You don’t have to be the world’s most innovative or imaginative person to farm successfully. Look around you, find a successful model that may be within reach and copy it. Of course, you’ll need resources – finding them will be simply be task number one.

Sure you can do it.

Peter Steele

Melbourne Australia

23 March 2015

When I was up in the mountain villages of Thailand, mention farming and the immediate reaction by youths are fowl, pigs and cattle. The daily routine of being a farmer in these village i.e. rural ecosystems was tiring and often unrewarding, the children are in it because they had no better choice. The youths would wake up early and either bring their cattle out on grazing walks, or prepare leftover meals as feed for the birds and pigs. While there were also orchard fruit tree farms, a significant fraction of these youths end up joining the cities in search of better white-collared air conditioned lives in the commercial district offices.

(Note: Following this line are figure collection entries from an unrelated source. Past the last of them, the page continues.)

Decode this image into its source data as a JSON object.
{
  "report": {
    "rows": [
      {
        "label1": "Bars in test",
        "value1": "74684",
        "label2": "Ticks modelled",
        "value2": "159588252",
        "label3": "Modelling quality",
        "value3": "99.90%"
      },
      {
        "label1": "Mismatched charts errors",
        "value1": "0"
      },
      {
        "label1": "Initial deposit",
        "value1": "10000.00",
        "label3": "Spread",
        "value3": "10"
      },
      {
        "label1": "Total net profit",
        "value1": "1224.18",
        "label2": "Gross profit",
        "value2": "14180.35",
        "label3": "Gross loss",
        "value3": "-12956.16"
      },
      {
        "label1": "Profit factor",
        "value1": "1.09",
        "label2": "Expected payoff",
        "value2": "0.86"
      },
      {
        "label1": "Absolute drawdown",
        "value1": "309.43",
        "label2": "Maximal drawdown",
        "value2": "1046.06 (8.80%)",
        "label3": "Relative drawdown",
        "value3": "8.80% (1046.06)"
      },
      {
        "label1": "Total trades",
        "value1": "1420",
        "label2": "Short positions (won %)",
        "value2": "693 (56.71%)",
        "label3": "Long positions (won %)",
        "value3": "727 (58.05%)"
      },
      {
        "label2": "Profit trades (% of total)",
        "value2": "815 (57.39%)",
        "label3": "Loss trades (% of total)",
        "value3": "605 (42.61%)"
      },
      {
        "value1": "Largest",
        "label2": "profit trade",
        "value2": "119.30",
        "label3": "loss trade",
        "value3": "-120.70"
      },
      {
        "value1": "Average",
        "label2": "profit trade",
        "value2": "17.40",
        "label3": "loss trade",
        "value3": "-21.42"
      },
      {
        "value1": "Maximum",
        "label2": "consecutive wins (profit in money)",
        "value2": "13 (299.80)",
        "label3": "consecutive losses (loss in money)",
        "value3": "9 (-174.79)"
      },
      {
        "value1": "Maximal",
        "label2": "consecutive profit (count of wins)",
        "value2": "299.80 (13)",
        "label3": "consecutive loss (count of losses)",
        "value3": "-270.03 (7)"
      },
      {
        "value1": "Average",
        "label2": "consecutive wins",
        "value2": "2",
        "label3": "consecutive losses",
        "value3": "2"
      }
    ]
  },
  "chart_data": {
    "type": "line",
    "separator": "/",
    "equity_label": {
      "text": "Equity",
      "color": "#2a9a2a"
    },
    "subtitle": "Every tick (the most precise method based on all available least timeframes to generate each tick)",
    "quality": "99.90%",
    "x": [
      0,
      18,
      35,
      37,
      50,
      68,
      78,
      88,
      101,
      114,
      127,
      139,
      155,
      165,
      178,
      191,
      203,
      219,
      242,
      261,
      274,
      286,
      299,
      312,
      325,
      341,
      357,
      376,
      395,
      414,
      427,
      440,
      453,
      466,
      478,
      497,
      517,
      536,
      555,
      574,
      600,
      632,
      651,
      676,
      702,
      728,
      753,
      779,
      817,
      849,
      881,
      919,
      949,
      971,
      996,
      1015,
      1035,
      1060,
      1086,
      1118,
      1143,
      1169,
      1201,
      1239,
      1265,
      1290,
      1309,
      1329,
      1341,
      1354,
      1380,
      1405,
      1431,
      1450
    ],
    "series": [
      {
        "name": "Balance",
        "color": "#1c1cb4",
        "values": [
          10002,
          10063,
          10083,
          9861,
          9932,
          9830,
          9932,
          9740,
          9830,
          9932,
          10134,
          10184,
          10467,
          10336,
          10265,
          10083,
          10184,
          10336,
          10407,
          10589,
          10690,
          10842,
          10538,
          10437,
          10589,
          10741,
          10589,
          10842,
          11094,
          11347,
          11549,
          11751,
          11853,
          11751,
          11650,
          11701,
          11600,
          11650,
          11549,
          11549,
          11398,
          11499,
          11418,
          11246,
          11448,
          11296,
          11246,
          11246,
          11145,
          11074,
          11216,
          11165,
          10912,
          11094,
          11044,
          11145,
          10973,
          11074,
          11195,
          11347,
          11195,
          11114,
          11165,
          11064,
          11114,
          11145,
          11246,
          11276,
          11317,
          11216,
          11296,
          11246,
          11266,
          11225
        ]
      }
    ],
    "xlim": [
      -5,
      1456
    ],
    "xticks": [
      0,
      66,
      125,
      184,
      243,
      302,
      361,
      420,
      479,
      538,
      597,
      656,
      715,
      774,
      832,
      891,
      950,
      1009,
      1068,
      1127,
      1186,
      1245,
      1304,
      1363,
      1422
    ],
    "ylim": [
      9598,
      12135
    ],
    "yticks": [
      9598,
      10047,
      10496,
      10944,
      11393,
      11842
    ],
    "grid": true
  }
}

There is an interesting news article in our local news today titled 'Urban farming in Singapore has moved into a new, high-tech phase' by Natasha Ann Zachariah which showcases three examples of urbanised farming trends in this country. What is noteworthy is that these high-tech farmers no longer deal with poultry products, instead the focus is on growing greens in an economically savvy manner. While land still remains a challenge, organic farms are being operated from rooftops in the commercial district, aquaponics empower the rearing of edible fish along with growing vegetables without soil, and growing vertical towers are adopted too. Ideally, since there is minimal contact with soil, this reins in more youths that are becoming interested in subsistence agriculture involving scientific research i.e. it gives them meaning other than commercial viability too.